Unknown toxins in clothing is one thing. Building a device attached to your electrical wiring that likely violates the electrical code and puts firefighters as risk is something else entirely.


Not just firefighters but linemen as well.

If those things don't disconnect when the power goes out and have a physical lockout for switch over to battery power they can easily kill someone working on the line.


Fortunately for linemen this risk isn't quite as high as it seems. If you are feeding power back power to the grid when it should be off your neighbors are likely to use enough power as to blow your local circuit breakers.

Do not use the above as an excuse to not have proper backfeed prevention on your system. It is a last resort that might save a life, but there is always the possibility that the isolated section is small enough that you can supply your neighbors without blowing any breakers.


That's assuming that your mains breaker is actually functioning, usually not too many of them get tested at 100-300A since the per-circuit ones trip first.

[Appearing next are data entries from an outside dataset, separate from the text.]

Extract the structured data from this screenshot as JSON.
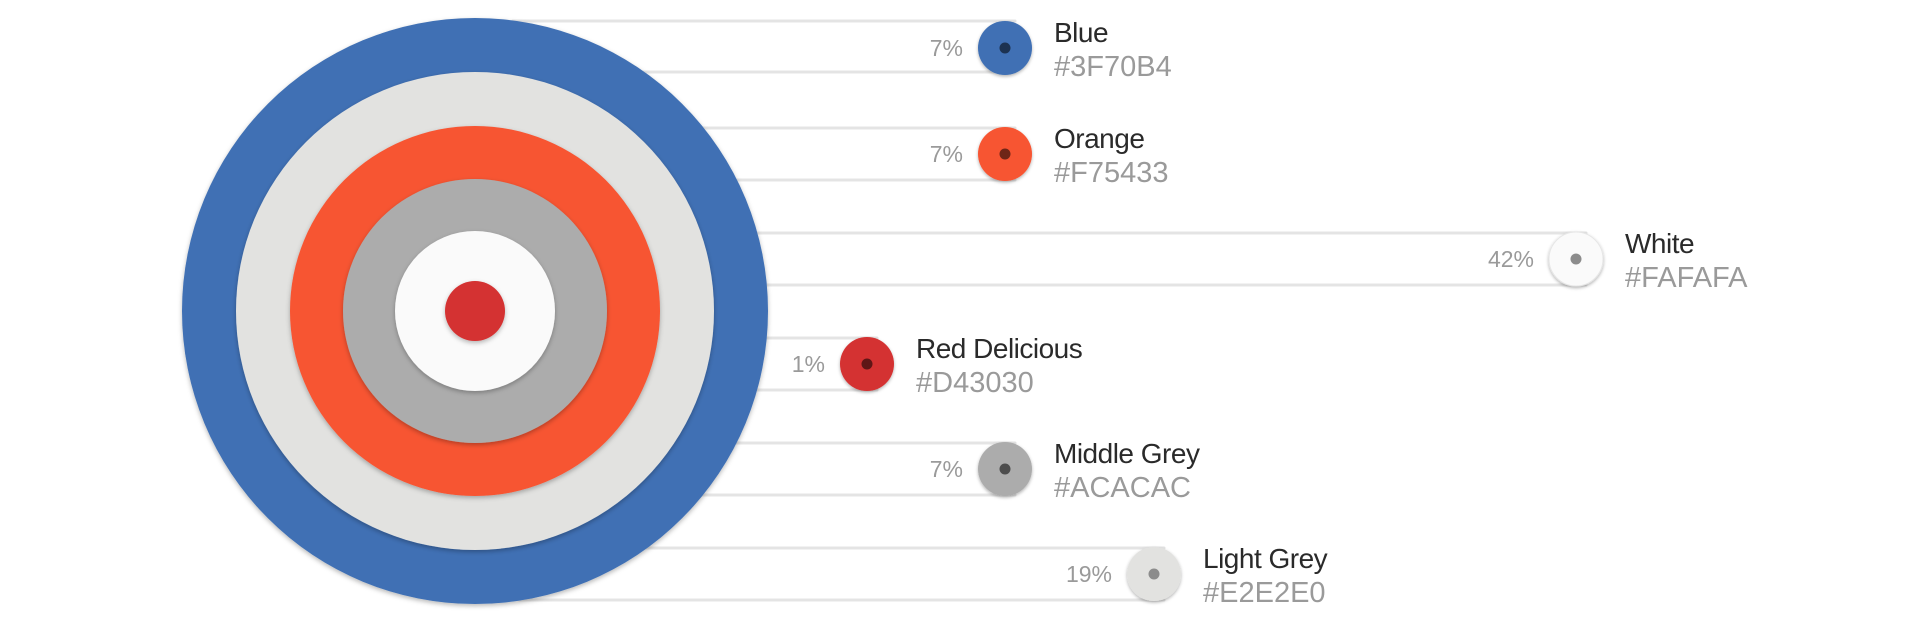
{
  "chart_data": {
    "type": "pie",
    "style": "concentric-rings",
    "ring_order_outer_to_inner": [
      "Blue",
      "Light Grey",
      "Orange",
      "Middle Grey",
      "White",
      "Red Delicious"
    ],
    "legend_order": [
      "Blue",
      "Orange",
      "White",
      "Red Delicious",
      "Middle Grey",
      "Light Grey"
    ],
    "slices": [
      {
        "name": "Blue",
        "value": 7,
        "label": "7%",
        "hex_label": "#3F70B4",
        "color": "#3f70b4"
      },
      {
        "name": "Orange",
        "value": 7,
        "label": "7%",
        "hex_label": "#F75433",
        "color": "#f75433"
      },
      {
        "name": "White",
        "value": 42,
        "label": "42%",
        "hex_label": "#FAFAFA",
        "color": "#fafafa"
      },
      {
        "name": "Red Delicious",
        "value": 1,
        "label": "1%",
        "hex_label": "#D43030",
        "color": "#d43030"
      },
      {
        "name": "Middle Grey",
        "value": 7,
        "label": "7%",
        "hex_label": "#ACACAC",
        "color": "#acacac"
      },
      {
        "name": "Light Grey",
        "value": 19,
        "label": "19%",
        "hex_label": "#E2E2E0",
        "color": "#e2e2e0"
      }
    ]
  }
}
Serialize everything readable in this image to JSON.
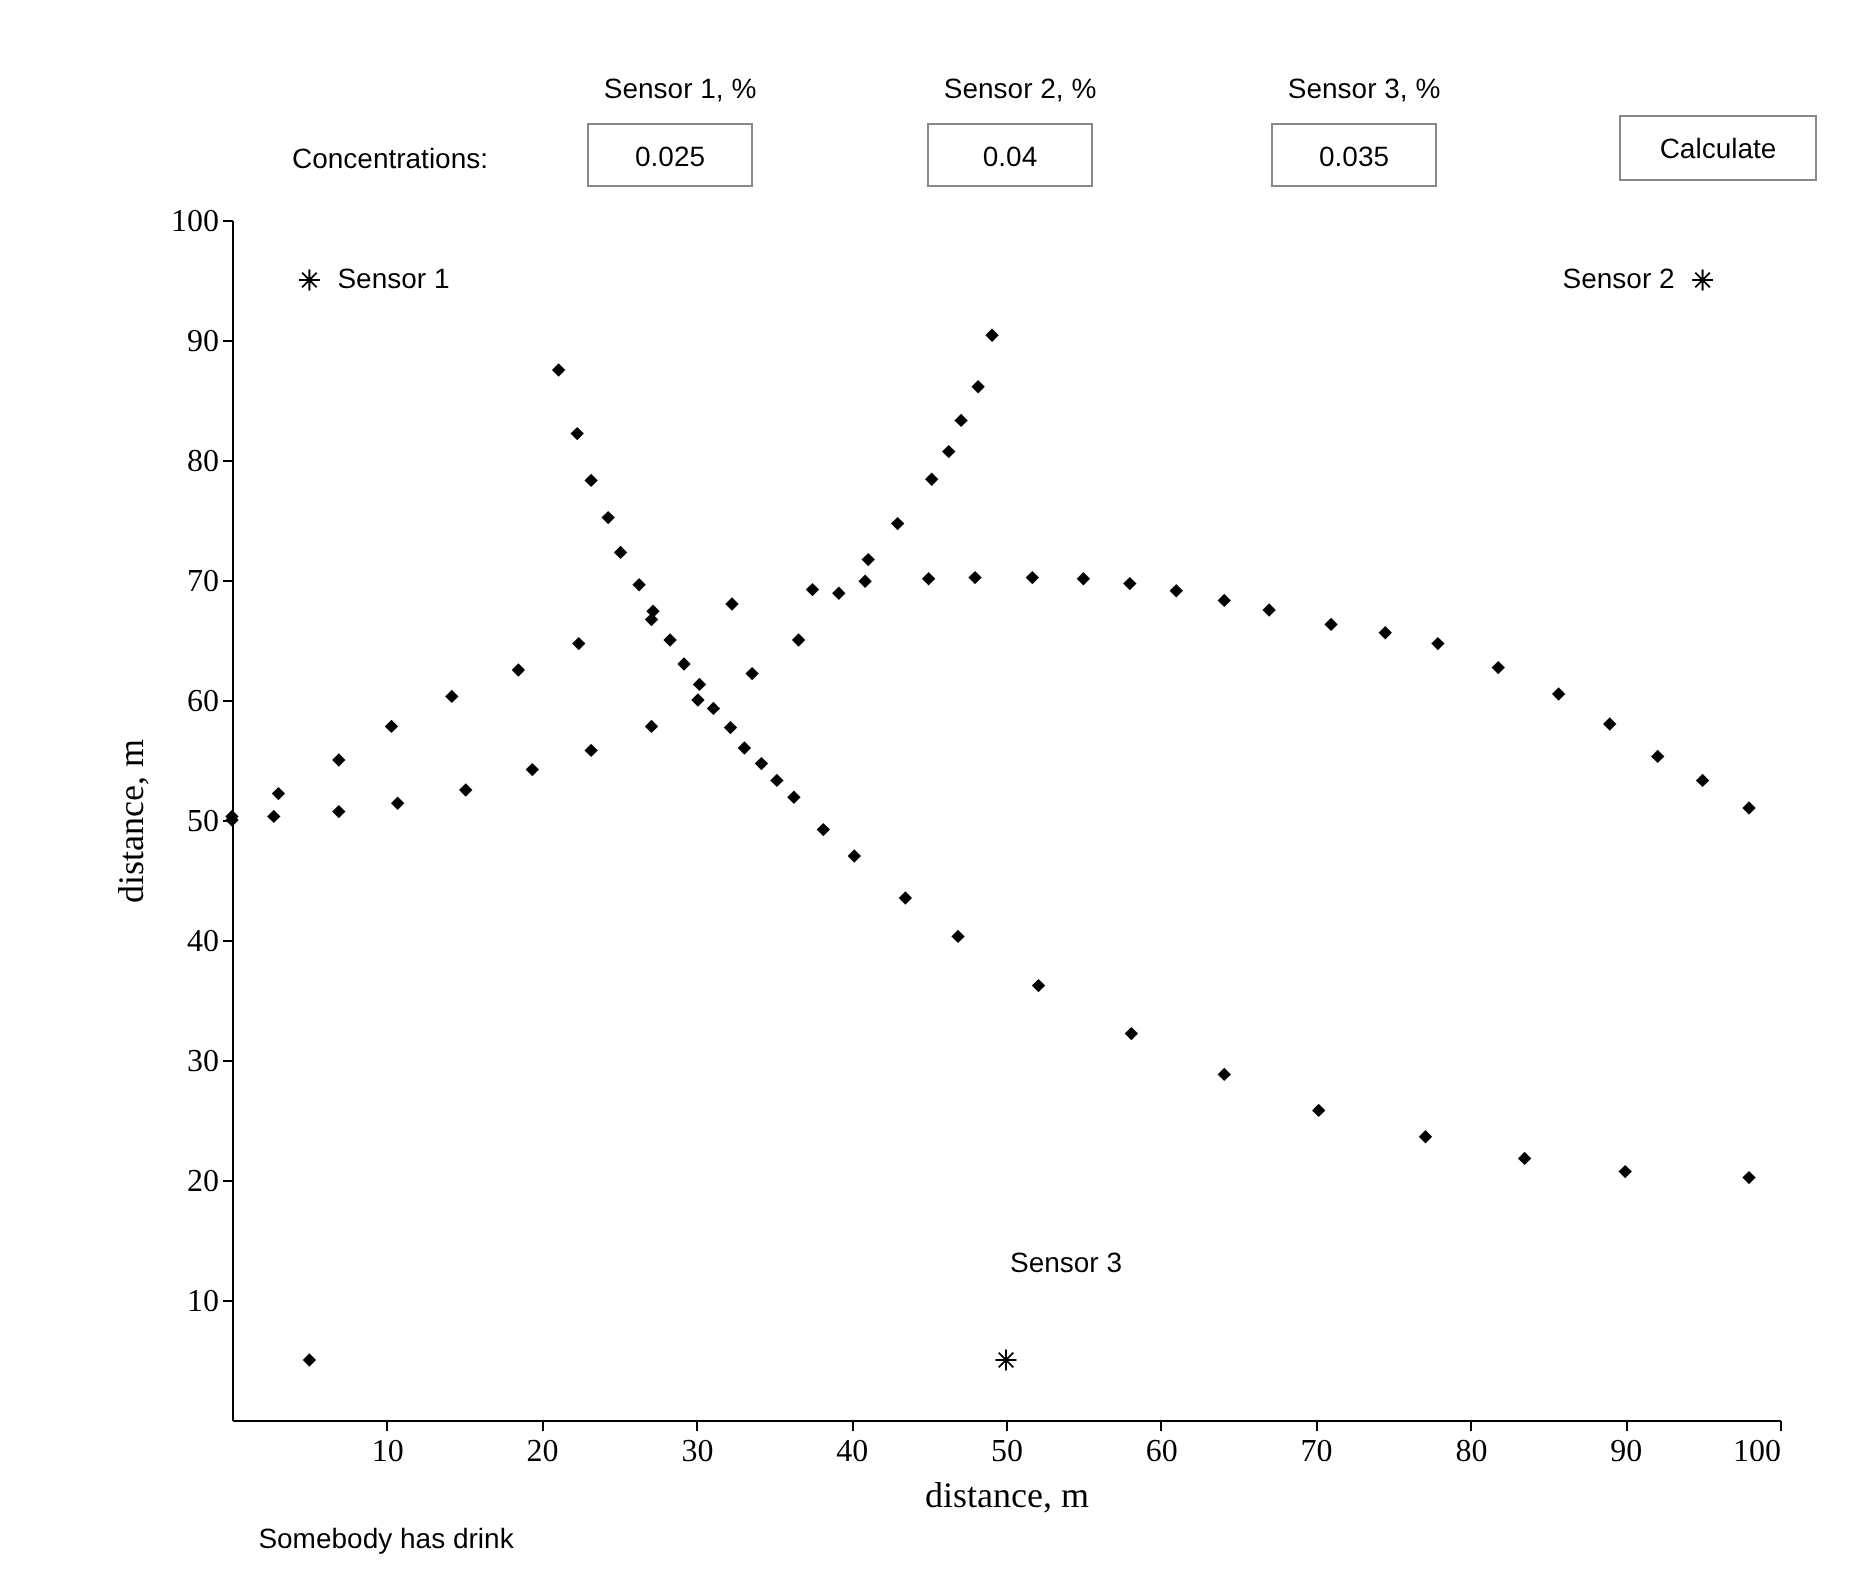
{
  "chart_data": {
    "type": "scatter",
    "xlabel": "distance, m",
    "ylabel": "distance, m",
    "xlim": [
      0,
      100
    ],
    "ylim": [
      0,
      100
    ],
    "xticks": [
      10,
      20,
      30,
      40,
      50,
      60,
      70,
      80,
      90,
      100
    ],
    "yticks": [
      10,
      20,
      30,
      40,
      50,
      60,
      70,
      80,
      90,
      100
    ],
    "grid": false,
    "annotations": [
      "Sensor 1, %",
      "Sensor 2, %",
      "Sensor 3, %",
      "Concentrations:",
      "0.025",
      "0.04",
      "0.035",
      "Calculate",
      "Somebody has drink"
    ],
    "series": [
      {
        "color": "#000000",
        "marker": "diamond",
        "x": [
          0,
          3,
          6.9,
          10.3,
          14.2,
          18.5,
          22.4,
          27.1,
          32.3,
          37.5,
          40.9,
          45,
          48,
          51.7,
          55,
          58,
          61,
          64.1,
          67,
          71,
          74.5,
          77.9,
          81.8,
          85.7,
          89,
          92.1,
          95,
          98
        ],
        "values": [
          50,
          52.2,
          55,
          57.8,
          60.3,
          62.5,
          64.7,
          66.7,
          68,
          69.2,
          69.9,
          70.1,
          70.2,
          70.2,
          70.1,
          69.7,
          69.1,
          68.3,
          67.5,
          66.3,
          65.6,
          64.7,
          62.7,
          60.5,
          58,
          55.3,
          53.3,
          51
        ]
      },
      {
        "color": "#000000",
        "marker": "diamond",
        "x": [
          0,
          2.7,
          6.9,
          10.7,
          15.1,
          19.4,
          23.2,
          27.1,
          30.1,
          33.6,
          36.6,
          39.2,
          41.1,
          43,
          45.2,
          46.3,
          47.1,
          48.2,
          49.1
        ],
        "values": [
          50.3,
          50.3,
          50.7,
          51.4,
          52.5,
          54.2,
          55.8,
          57.8,
          60,
          62.2,
          65,
          68.9,
          71.7,
          74.7,
          78.4,
          80.7,
          83.3,
          86.1,
          90.4
        ]
      },
      {
        "color": "#000000",
        "marker": "diamond",
        "x": [
          21.1,
          22.3,
          23.2,
          24.3,
          25.1,
          26.3,
          27.2,
          28.3,
          29.2,
          30.2,
          31.1,
          32.2,
          33.1,
          34.2,
          35.2,
          36.3,
          38.2,
          40.2,
          43.5,
          46.9,
          52.1,
          58.1,
          64.1,
          70.2,
          77.1,
          83.5,
          90,
          98
        ],
        "values": [
          87.5,
          82.2,
          78.3,
          75.2,
          72.3,
          69.6,
          67.4,
          65,
          63,
          61.3,
          59.3,
          57.7,
          56,
          54.7,
          53.3,
          51.9,
          49.2,
          47,
          43.5,
          40.3,
          36.2,
          32.2,
          28.8,
          25.8,
          23.6,
          21.8,
          20.7,
          20.2
        ]
      },
      {
        "name": "Sensor 1",
        "color": "#000000",
        "marker": "cross",
        "x": [
          5
        ],
        "values": [
          95
        ]
      },
      {
        "name": "Sensor 2",
        "color": "#000000",
        "marker": "cross",
        "x": [
          95
        ],
        "values": [
          95
        ]
      },
      {
        "name": "Sensor 3",
        "color": "#000000",
        "marker": "cross",
        "x": [
          50
        ],
        "values": [
          5
        ]
      },
      {
        "color": "#000000",
        "marker": "diamond",
        "x": [
          5
        ],
        "values": [
          5
        ]
      }
    ]
  }
}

Last time I read up on backfeeding one of the common refrains was that flipping the main breaker on many homes still left one leg hot back to the transformer. Totally out of spec but common enough to be called out. Hence why a transfer switch is legally required if you're going to run your house from a generator/etc.


It isn't just the mains breaker. It is all the other breakers on your system. Your generators/inverter probably has a breaker someplace as well.

I don't know how common the one hot leg thing is. I know that can buy a lockout device which is just a metal device allowing either my main breaker or one other breaker to be on: thus turning my entire panel into a lockout. That implies the one hot leg thing isn't common but I honestly don't know.


> likely violates the electrical code

I don't think that's likely at all.

This isn't plugging a generator into your house when the power's out. This is a system that's connected 24/7. That's difficult to do, requiring careful synchronization or isolation. Getting it wrong is probably harder than getting it right.